Ben has been involved with past showhouses, sponsoring the event on and off for years. But until now, Harris Custom Builders has not had the chance to build one of the coveted showhouse properties. A principal developing partner for Silver Run Reserve, Ben was part of the leadership team that conceived the idea to engage the historical society when breaking ground in late 2019. Ranging from 12-acre Farm Estates to half-acre Mountain Cottages, Silver Run's residential offerings consider different lifestyles, families, and needs. This year's showhouse, a Mountain Cottage, is hardly a cottage at 3,000 square feet. Designed by award-winning Meyer Greeson Paullin Benson (MGPB) out of Charlotte, these four-bedroom developer-built homes are close to the center of the community and offer exceptional design, finishes, styling, and value. MGPB, responsible for the aesthetics of several esteemed properties on the plateau, also designed Silver Run Reserve's community buildings and architectural guidelines for lots that allow for owner-built homes. It's this type of attention to detail and community planning that families looking to create generational memories at Silver Run Reserve will appreciate. Families who hope to provide the same mountain paradise for their children that Ben Harris created for his.

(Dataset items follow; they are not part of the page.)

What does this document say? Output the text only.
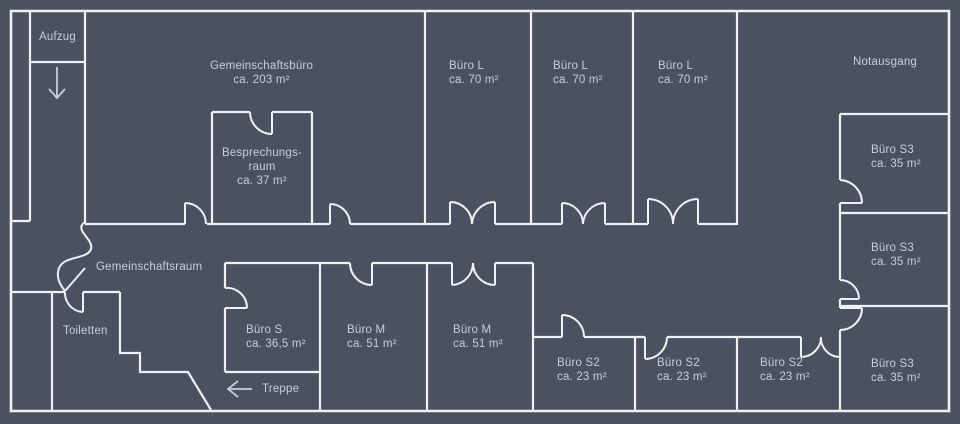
Aufzug
Gemeinschaftsbüro
ca. 203 m²
Büro L
ca. 70 m²
Büro L
ca. 70 m²
Büro L
ca. 70 m²
Notausgang
Besprechungs-
raum
ca. 37 m²
Büro S3
ca. 35 m²
Büro S3
ca. 35 m²
Büro S3
ca. 35 m²
Gemeinschaftsraum
Toiletten	Büro S
ca. 36,5 m²
Büro M
ca. 51 m²
Büro M
ca. 51 m²
Büro S2
ca. 23 m²
Büro S2
ca. 23 m²
Büro S2
ca. 23 m²
Treppe
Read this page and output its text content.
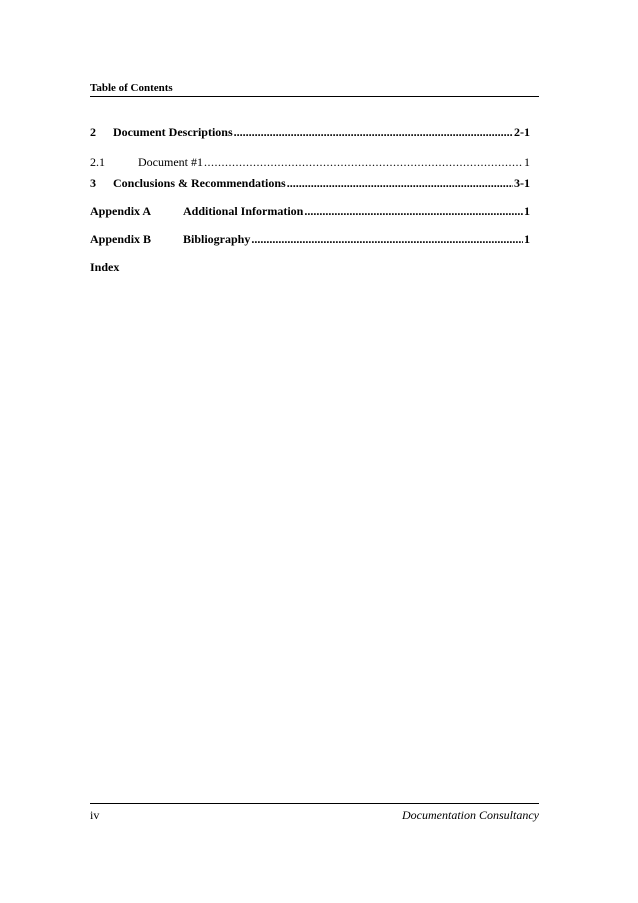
Table of Contents
2	Document Descriptions .....	2-1
2.1	Document #1 .....	1
3	Conclusions & Recommendations .....	3-1
Appendix A	Additional Information .....	1
Appendix B	Bibliography .....	1
Index
iv	Documentation Consultancy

With so many local hands on deck, this event is destined to be plateau magic. "I am truly honored to chair the 2020 Cashiers Designer Showhouse, benefiting our beloved Cashiers Historical Society," says Melissa Warren Hudson. "Celebrating and preserving our town's history for future generations is very close to my heart. With roots in Cashiers going back to the 1930s and now raising my young family here, it is important to me that I do whatever I can to help sustain CHS, one of our area's most vital organizations. This year's designers and the stunning backdrop of Silver Run Reserve are sure to make this the most beautiful and fun showhouse to date. Mark your calendars now; it will be the season's must-see event!" Hudson beams with excitement as she rattles off a list of opportunities that will be available. Fly-fishing, outdoor yoga, and hiking are all activities Silver Run Reserve owners envisioned for attendees enjoying the same recreational opportunities as future residents of Silver Run. Food and wine, shopping, demonstrations, and industry panel discussions are the types of offerings yearly attendees have grown to love
Opening on the evening of August 21st and lasting through September 5th, tickets are expected to go on sale in May; private benefactor tickets will be available in April. Those interested in furthering Cashiers Historical Society's mission and cultural programming through volunteering or sponsoring the Designer Showhouse can contact the historical society directly. With a reputation for touching the plateau in so many ways, preserving history while creating financial opportunities for local businesses, teaching children, and inspiring adults, it's clear that the Designer Showhouse is not merely built. It builds us.